Почитая писательский талант, совершенно не следует почитать и болезни писателя — от них его нужно спасать, как и любого из детей ничтожных мира. Если сколь угодно добрый и порядочный человек, напившись, становится злобным и бессовестным, это несомненно болезнь, а ерофеевское окружение продолжало видеть и в ней проявление «Веничкиного» гения.

Неизвестно, удалось ли им бы его спасти, но они это сделать и не пытались, не пытались и пробудить хоть какую-то его критичность по отношению к своему состоянию.

Поскольку не обладали ею и сами, как ею почти не обладает и вся наша культура.

Известный критик и литературовед Владимир Новиков в статье «Выдуманный писатель» — сборник «Заскок» (М., 1997) — задал довольно жестокий вопрос: «А был ли Веничка, существует ли он? Не без удивления читаю я у некоторых зарубежных коллег, что в России народ чтит Веничку как пророка, сотворяя из него такую же легенду, как из Есенина и Высоцкого. Не знаю, откуда они это взяли».

Как откуда — откуда и все: из собственных культурных стереотипов.
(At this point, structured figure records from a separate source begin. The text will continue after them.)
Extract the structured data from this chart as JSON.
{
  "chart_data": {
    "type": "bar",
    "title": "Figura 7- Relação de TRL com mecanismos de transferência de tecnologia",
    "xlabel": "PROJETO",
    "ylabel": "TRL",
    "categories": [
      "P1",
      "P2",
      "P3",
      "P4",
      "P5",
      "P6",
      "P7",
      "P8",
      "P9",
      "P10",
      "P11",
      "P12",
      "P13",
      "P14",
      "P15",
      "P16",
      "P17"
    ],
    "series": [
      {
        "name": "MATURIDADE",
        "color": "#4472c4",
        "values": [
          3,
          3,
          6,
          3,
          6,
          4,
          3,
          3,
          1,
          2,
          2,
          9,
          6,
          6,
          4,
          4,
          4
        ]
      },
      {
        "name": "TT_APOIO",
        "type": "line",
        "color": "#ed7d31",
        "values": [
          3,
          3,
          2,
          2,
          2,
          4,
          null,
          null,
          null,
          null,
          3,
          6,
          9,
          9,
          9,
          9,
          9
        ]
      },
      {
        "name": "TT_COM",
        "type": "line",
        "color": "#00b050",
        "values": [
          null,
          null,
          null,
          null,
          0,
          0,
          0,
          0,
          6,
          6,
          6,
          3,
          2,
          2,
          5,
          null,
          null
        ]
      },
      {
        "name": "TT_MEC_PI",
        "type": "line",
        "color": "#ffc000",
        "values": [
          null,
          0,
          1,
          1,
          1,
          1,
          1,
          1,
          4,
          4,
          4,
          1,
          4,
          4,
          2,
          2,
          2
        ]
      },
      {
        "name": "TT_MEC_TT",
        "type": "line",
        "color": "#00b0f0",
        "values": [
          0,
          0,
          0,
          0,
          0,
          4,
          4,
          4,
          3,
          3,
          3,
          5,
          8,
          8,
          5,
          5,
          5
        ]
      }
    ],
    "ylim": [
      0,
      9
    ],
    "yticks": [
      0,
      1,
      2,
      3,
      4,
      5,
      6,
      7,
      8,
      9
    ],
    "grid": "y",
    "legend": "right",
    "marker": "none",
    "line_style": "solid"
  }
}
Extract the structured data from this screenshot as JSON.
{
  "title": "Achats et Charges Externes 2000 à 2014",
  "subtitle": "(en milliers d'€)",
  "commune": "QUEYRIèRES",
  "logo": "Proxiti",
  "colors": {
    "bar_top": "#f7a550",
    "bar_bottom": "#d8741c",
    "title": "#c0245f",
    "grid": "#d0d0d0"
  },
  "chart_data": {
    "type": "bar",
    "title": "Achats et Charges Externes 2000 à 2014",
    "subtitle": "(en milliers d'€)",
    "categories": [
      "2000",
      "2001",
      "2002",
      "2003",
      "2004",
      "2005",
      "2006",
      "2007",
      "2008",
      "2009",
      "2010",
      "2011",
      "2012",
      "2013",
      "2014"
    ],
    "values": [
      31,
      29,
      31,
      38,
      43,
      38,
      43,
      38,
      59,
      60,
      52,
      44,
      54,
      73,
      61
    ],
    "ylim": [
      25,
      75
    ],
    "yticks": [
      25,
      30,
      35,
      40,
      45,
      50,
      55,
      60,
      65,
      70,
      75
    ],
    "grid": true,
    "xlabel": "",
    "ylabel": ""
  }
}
Вл. Новиков совершенно справедливо полагает, что Ерофеевская поэма связана не с массово-демократической культурой, а с культурным сознанием образованного слоя, и совершенно незачем ей приписывать «несуществующий фольклорный колорит». В целом литературоведческое бурление вокруг Венедикта Ерофеева представляется Новикову щами из топора, хотя лично мне сам «топор» представляется куда более питательным, чем раздуваемые его комментаторами пузыри. Книга Лекманова, Свердлова и Симановского тоже знакомит нас с рядом дутых концепций. Язык без костей — отчего не отыскать перекличку Венички с Сократом или Шопенгауэром.  Или, скажем, с религиозным подвигом юродства. Отвергал же Ерофеев всяческие суетные заботы о семье, о пропитании, о подчинении властям и общественным нормам. Гуманитарное словоблудие вполне допускает и объявление Венички последователем апостола Павла: если кто из вас думает быть мудрым в веке сем, тот будь безумным, чтобы быть мудрым; мудрость мира сего есть безумие пред Богом. И что из того, что «гениальность в представлении Ерофеева вырастала не из звериной насупленной серьезности, а из дуракаваляния и домашней шутливости», — если уж стал достояньем доцента, от вычурного умничанья не спастись.

К счастью, этих умников, кроме них самих, никто не читает. А поэма, похоже, живет.

По крайней мере, памятник Венедикту Ерофееву в Москве стоит,  тогда как московских памятников Бабелю, Паустовскому, Платонову, Зощенко, Катаеву, Ильфу и Петрову, Трифонову, кажется, и не предвидится. Ибо в отличие от них Венедикт Ерофеев действительно культовый писатель. То есть вождь в какой-то борьбе. Он демонстрирует презрение к тому, что мы страшимся утратить, — к социальному статусу, а врага нашего врага мы невольно ощущаем другом и защитником.